They used to say that there were two Rudyard Kiplings. One played like a military brass instrument: imperious, swollen with ideas of racial/civilisational superiority, full of colonial disdain for the natives. The other played like a flute: melodious, supple, in tune with the land he wrote about, often lovingly and with a keen sense of observation.
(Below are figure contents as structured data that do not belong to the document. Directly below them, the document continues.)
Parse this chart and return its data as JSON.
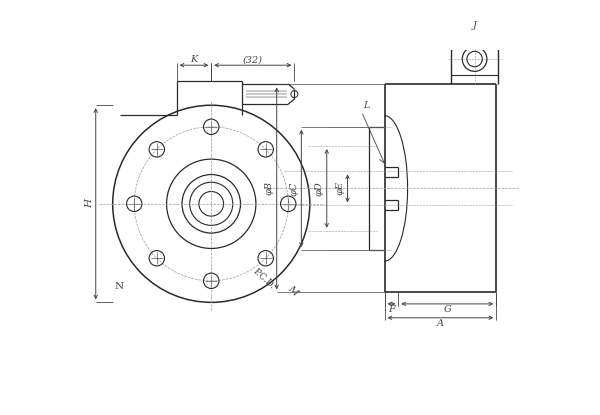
{
  "bg_color": "#ffffff",
  "line_color": "#2a2a2a",
  "dim_color": "#444444",
  "center_color": "#999999",
  "labels": {
    "K": "K",
    "32": "(32)",
    "H": "H",
    "N": "N",
    "PCD": "P.C.D.",
    "M": "M",
    "phiB": "φB",
    "phiC": "φC",
    "phiD": "φD",
    "phiE": "φE",
    "F": "F",
    "G": "G",
    "L": "L",
    "J": "J",
    "A": "A"
  }
}
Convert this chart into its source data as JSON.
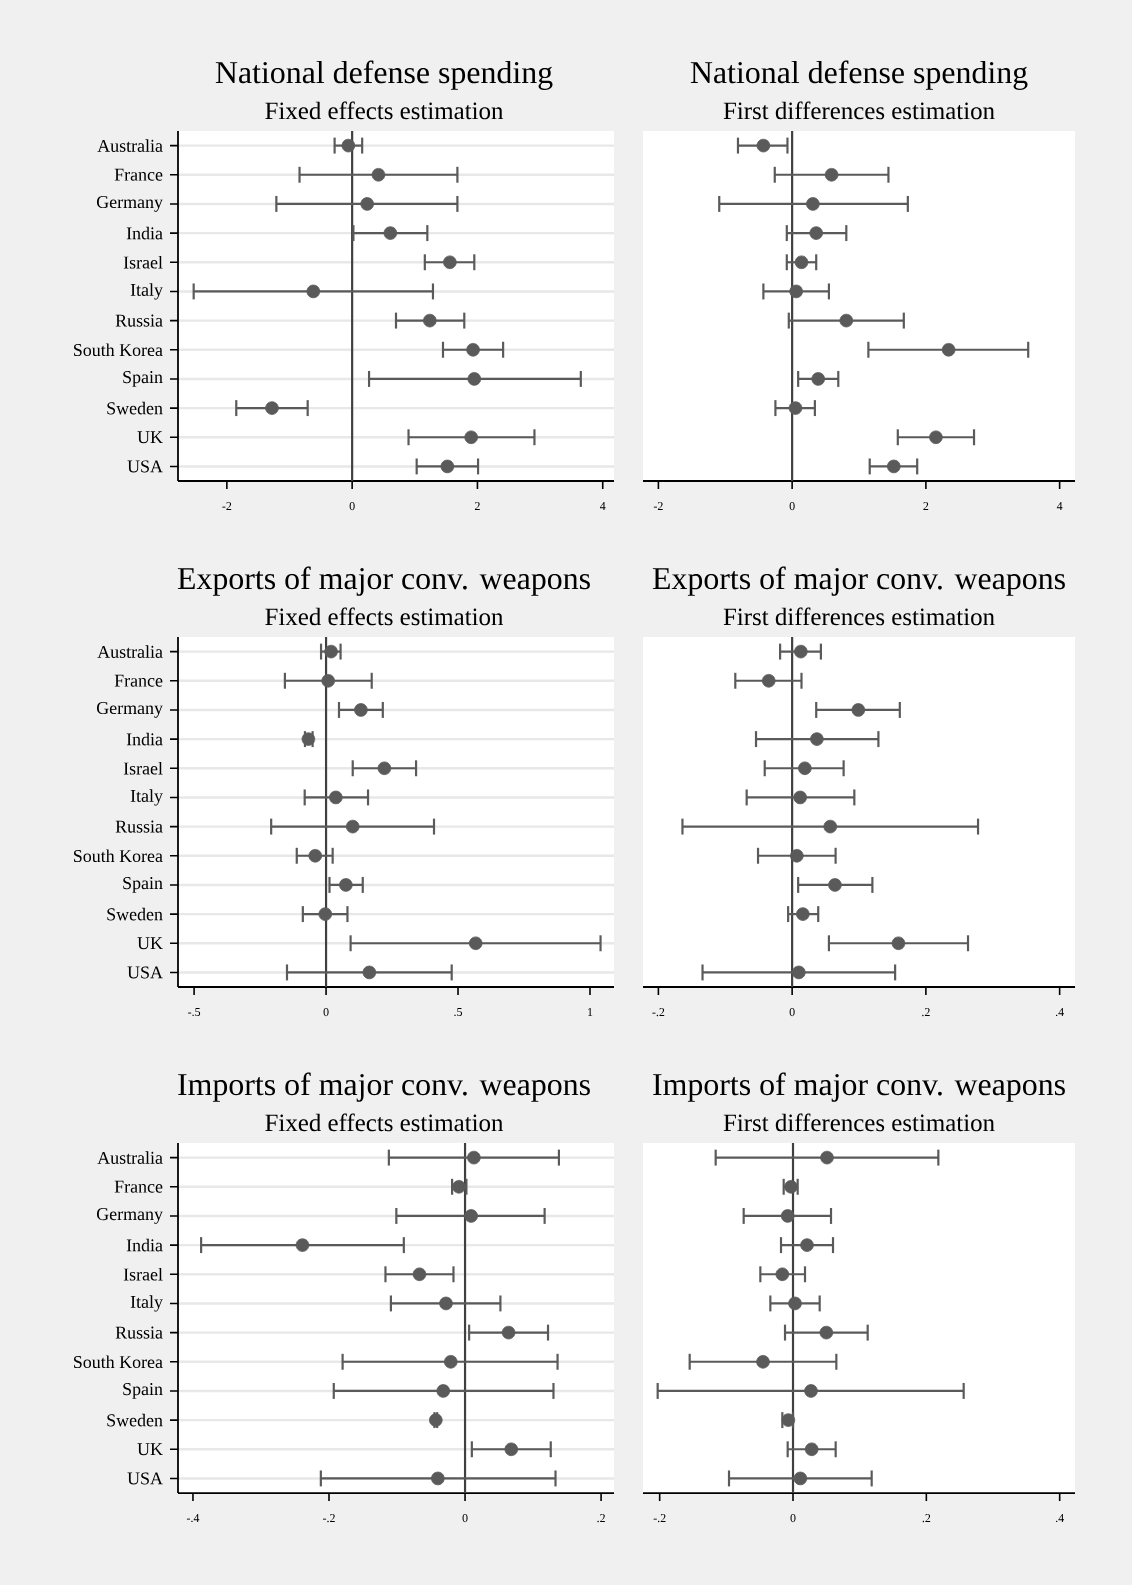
{
  "chart_data": [
    {
      "type": "scatter",
      "orientation": "horizontal",
      "title": "National defense spending",
      "subtitle": "Fixed effects estimation",
      "categories": [
        "Australia",
        "France",
        "Germany",
        "India",
        "Israel",
        "Italy",
        "Russia",
        "South Korea",
        "Spain",
        "Sweden",
        "UK",
        "USA"
      ],
      "color": "#5a5a5a",
      "marker": "circle",
      "grid": "y",
      "xlim": [
        -2.78,
        4.18
      ],
      "xticks": [
        -2,
        0,
        2,
        4
      ],
      "values": [
        -0.06,
        0.42,
        0.24,
        0.61,
        1.56,
        -0.62,
        1.24,
        1.93,
        1.95,
        -1.28,
        1.9,
        1.52
      ],
      "errors": [
        [
          -0.28,
          0.16
        ],
        [
          -0.84,
          1.68
        ],
        [
          -1.21,
          1.68
        ],
        [
          0.02,
          1.2
        ],
        [
          1.16,
          1.95
        ],
        [
          -2.53,
          1.29
        ],
        [
          0.7,
          1.79
        ],
        [
          1.45,
          2.41
        ],
        [
          0.27,
          3.65
        ],
        [
          -1.85,
          -0.71
        ],
        [
          0.9,
          2.91
        ],
        [
          1.03,
          2.01
        ]
      ],
      "ref_lines": [
        {
          "axis": "x",
          "value": 0,
          "color": "#404040"
        }
      ]
    },
    {
      "type": "scatter",
      "orientation": "horizontal",
      "title": "National defense spending",
      "subtitle": "First differences estimation",
      "categories": [
        null,
        null,
        null,
        null,
        null,
        null,
        null,
        null,
        null,
        null,
        null,
        null
      ],
      "tick_labels": "x",
      "color": "#5a5a5a",
      "marker": "circle",
      "grid": "y",
      "xlim": [
        -2.23,
        4.23
      ],
      "xticks": [
        -2,
        0,
        2,
        4
      ],
      "values": [
        -0.43,
        0.59,
        0.31,
        0.36,
        0.14,
        0.06,
        0.81,
        2.34,
        0.39,
        0.05,
        2.15,
        1.52
      ],
      "errors": [
        [
          -0.81,
          -0.07
        ],
        [
          -0.26,
          1.44
        ],
        [
          -1.09,
          1.73
        ],
        [
          -0.08,
          0.81
        ],
        [
          -0.08,
          0.36
        ],
        [
          -0.43,
          0.55
        ],
        [
          -0.05,
          1.67
        ],
        [
          1.14,
          3.53
        ],
        [
          0.09,
          0.69
        ],
        [
          -0.25,
          0.34
        ],
        [
          1.58,
          2.72
        ],
        [
          1.16,
          1.87
        ]
      ],
      "ref_lines": [
        {
          "axis": "x",
          "value": 0,
          "color": "#404040"
        }
      ]
    },
    {
      "type": "scatter",
      "orientation": "horizontal",
      "title": "Exports of major conv. weapons",
      "subtitle": "Fixed effects estimation",
      "categories": [
        "Australia",
        "France",
        "Germany",
        "India",
        "Israel",
        "Italy",
        "Russia",
        "South Korea",
        "Spain",
        "Sweden",
        "UK",
        "USA"
      ],
      "color": "#5a5a5a",
      "marker": "circle",
      "grid": "y",
      "xlim": [
        -0.561,
        1.091
      ],
      "xticks": [
        {
          "value": -0.5,
          "label": "-.5"
        },
        0,
        {
          "value": 0.5,
          "label": ".5"
        },
        1
      ],
      "values": [
        0.019,
        0.008,
        0.132,
        -0.067,
        0.221,
        0.037,
        0.101,
        -0.041,
        0.075,
        -0.003,
        0.567,
        0.164
      ],
      "errors": [
        [
          -0.019,
          0.055
        ],
        [
          -0.156,
          0.173
        ],
        [
          0.049,
          0.215
        ],
        [
          -0.08,
          -0.051
        ],
        [
          0.101,
          0.341
        ],
        [
          -0.081,
          0.159
        ],
        [
          -0.208,
          0.409
        ],
        [
          -0.111,
          0.025
        ],
        [
          0.013,
          0.139
        ],
        [
          -0.088,
          0.081
        ],
        [
          0.093,
          1.04
        ],
        [
          -0.148,
          0.476
        ]
      ],
      "ref_lines": [
        {
          "axis": "x",
          "value": 0,
          "color": "#404040"
        }
      ]
    },
    {
      "type": "scatter",
      "orientation": "horizontal",
      "title": "Exports of major conv. weapons",
      "subtitle": "First differences estimation",
      "categories": [
        null,
        null,
        null,
        null,
        null,
        null,
        null,
        null,
        null,
        null,
        null,
        null
      ],
      "tick_labels": "x",
      "color": "#5a5a5a",
      "marker": "circle",
      "grid": "y",
      "xlim": [
        -0.223,
        0.423
      ],
      "xticks": [
        {
          "value": -0.2,
          "label": "-.2"
        },
        0,
        {
          "value": 0.2,
          "label": ".2"
        },
        {
          "value": 0.4,
          "label": ".4"
        }
      ],
      "values": [
        0.013,
        -0.035,
        0.099,
        0.037,
        0.019,
        0.012,
        0.057,
        0.007,
        0.064,
        0.016,
        0.159,
        0.01
      ],
      "errors": [
        [
          -0.018,
          0.043
        ],
        [
          -0.085,
          0.014
        ],
        [
          0.036,
          0.161
        ],
        [
          -0.054,
          0.129
        ],
        [
          -0.041,
          0.077
        ],
        [
          -0.068,
          0.093
        ],
        [
          -0.164,
          0.278
        ],
        [
          -0.051,
          0.065
        ],
        [
          0.009,
          0.12
        ],
        [
          -0.006,
          0.039
        ],
        [
          0.055,
          0.263
        ],
        [
          -0.134,
          0.154
        ]
      ],
      "ref_lines": [
        {
          "axis": "x",
          "value": 0,
          "color": "#404040"
        }
      ]
    },
    {
      "type": "scatter",
      "orientation": "horizontal",
      "title": "Imports of major conv. weapons",
      "subtitle": "Fixed effects estimation",
      "categories": [
        "Australia",
        "France",
        "Germany",
        "India",
        "Israel",
        "Italy",
        "Russia",
        "South Korea",
        "Spain",
        "Sweden",
        "UK",
        "USA"
      ],
      "color": "#5a5a5a",
      "marker": "circle",
      "grid": "y",
      "xlim": [
        -0.422,
        0.219
      ],
      "xticks": [
        {
          "value": -0.4,
          "label": "-.4"
        },
        {
          "value": -0.2,
          "label": "-.2"
        },
        0,
        {
          "value": 0.2,
          "label": ".2"
        }
      ],
      "values": [
        0.013,
        -0.009,
        0.009,
        -0.239,
        -0.067,
        -0.028,
        0.064,
        -0.021,
        -0.032,
        -0.043,
        0.068,
        -0.04
      ],
      "errors": [
        [
          -0.112,
          0.138
        ],
        [
          -0.019,
          0.002
        ],
        [
          -0.101,
          0.117
        ],
        [
          -0.388,
          -0.09
        ],
        [
          -0.117,
          -0.017
        ],
        [
          -0.109,
          0.052
        ],
        [
          0.006,
          0.122
        ],
        [
          -0.18,
          0.136
        ],
        [
          -0.193,
          0.13
        ],
        [
          -0.045,
          -0.041
        ],
        [
          0.01,
          0.126
        ],
        [
          -0.212,
          0.133
        ]
      ],
      "ref_lines": [
        {
          "axis": "x",
          "value": 0,
          "color": "#404040"
        }
      ]
    },
    {
      "type": "scatter",
      "orientation": "horizontal",
      "title": "Imports of major conv. weapons",
      "subtitle": "First differences estimation",
      "categories": [
        null,
        null,
        null,
        null,
        null,
        null,
        null,
        null,
        null,
        null,
        null,
        null
      ],
      "tick_labels": "x",
      "color": "#5a5a5a",
      "marker": "circle",
      "grid": "y",
      "xlim": [
        -0.225,
        0.423
      ],
      "xticks": [
        {
          "value": -0.2,
          "label": "-.2"
        },
        0,
        {
          "value": 0.2,
          "label": ".2"
        },
        {
          "value": 0.4,
          "label": ".4"
        }
      ],
      "values": [
        0.051,
        -0.003,
        -0.008,
        0.021,
        -0.016,
        0.003,
        0.05,
        -0.045,
        0.027,
        -0.007,
        0.028,
        0.011
      ],
      "errors": [
        [
          -0.116,
          0.218
        ],
        [
          -0.014,
          0.007
        ],
        [
          -0.074,
          0.057
        ],
        [
          -0.018,
          0.06
        ],
        [
          -0.049,
          0.018
        ],
        [
          -0.034,
          0.04
        ],
        [
          -0.012,
          0.112
        ],
        [
          -0.155,
          0.065
        ],
        [
          -0.203,
          0.256
        ],
        [
          -0.016,
          0.0
        ],
        [
          -0.008,
          0.064
        ],
        [
          -0.096,
          0.118
        ]
      ],
      "ref_lines": [
        {
          "axis": "x",
          "value": 0,
          "color": "#404040"
        }
      ]
    }
  ]
}
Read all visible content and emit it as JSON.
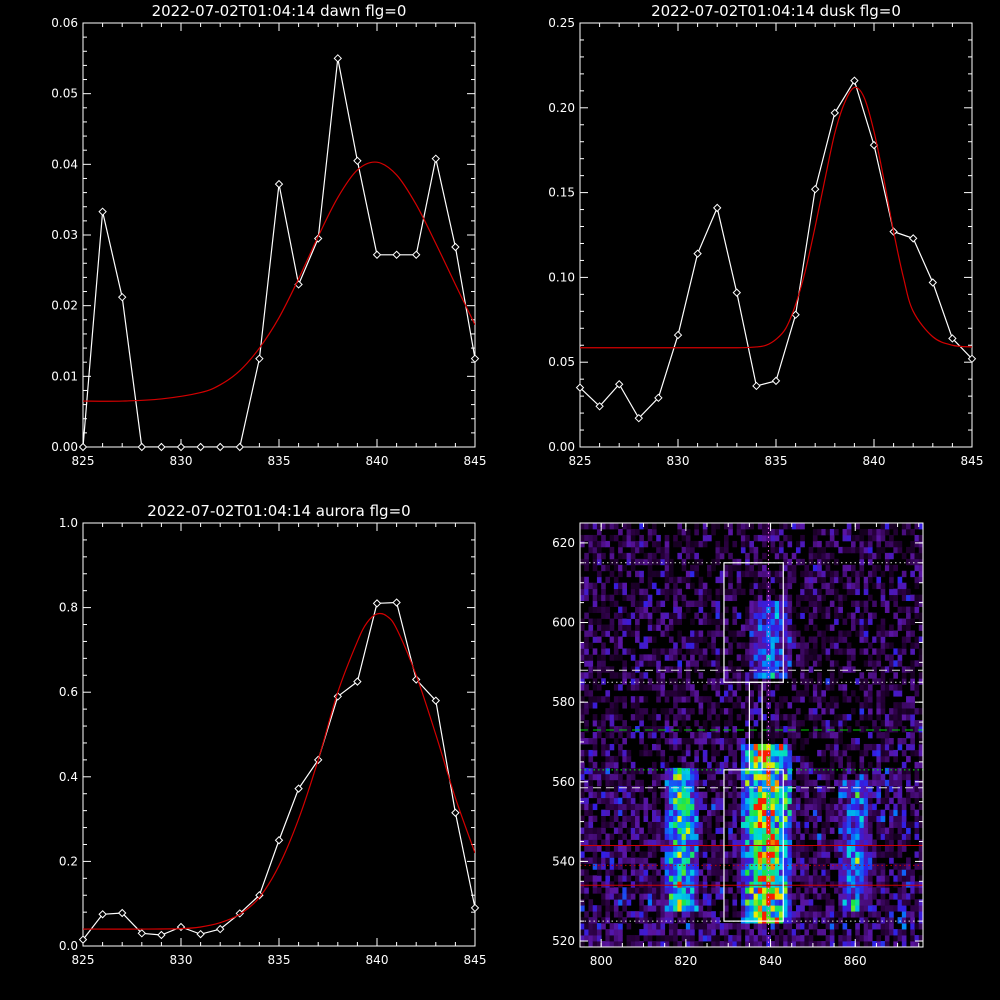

It may sound far-fetched to use a literary personality to make an analogy with India’s contemporary foreign policy, but it is difficult to resist the temptation. A similarly schizoid behaviour is discernible in this vastly more prosaic domain. On the one hand, take the prime minister’s Saudi Arabia visit. The outreach is a judicious one, and fortuitously timed in terms of the geopolitical context and Saudi Arabia’s own internal evolution. Riyadh is not a bad friend to have in a polarised world, especially at a time when India itself faces social tensions on religious lines.
Crown Prince Mohammad bin Salman, the de facto ruler, is not uncontroversial. But he is alive to tomorrow and the changes it will demand. Saudi Arabia’s oil economy is in its last days of glory, and it is beginning to open up to different ways of sustaining itself. (The greater freedoms being accorded to women is a salutary spin-off.)
For India, the partnership meets both its economic and security needs, and has great symbolic value. But compare this outreach with another one: pictures from a chilly Dal Lake that played out all over media. For a country averse to ‘internationalising’ the Kashmir dispute—one which even kicked out the nominal UNMOGIP presence—the thought of having a gaggle of European Parliament members traipsing around Kashmir should have been anathema.
That they should have come on invitation, that they mostly bore affiliation to far-right parties, that they were moving around when Indian MPs are debarred... shall we just say it recalls the first Kipling?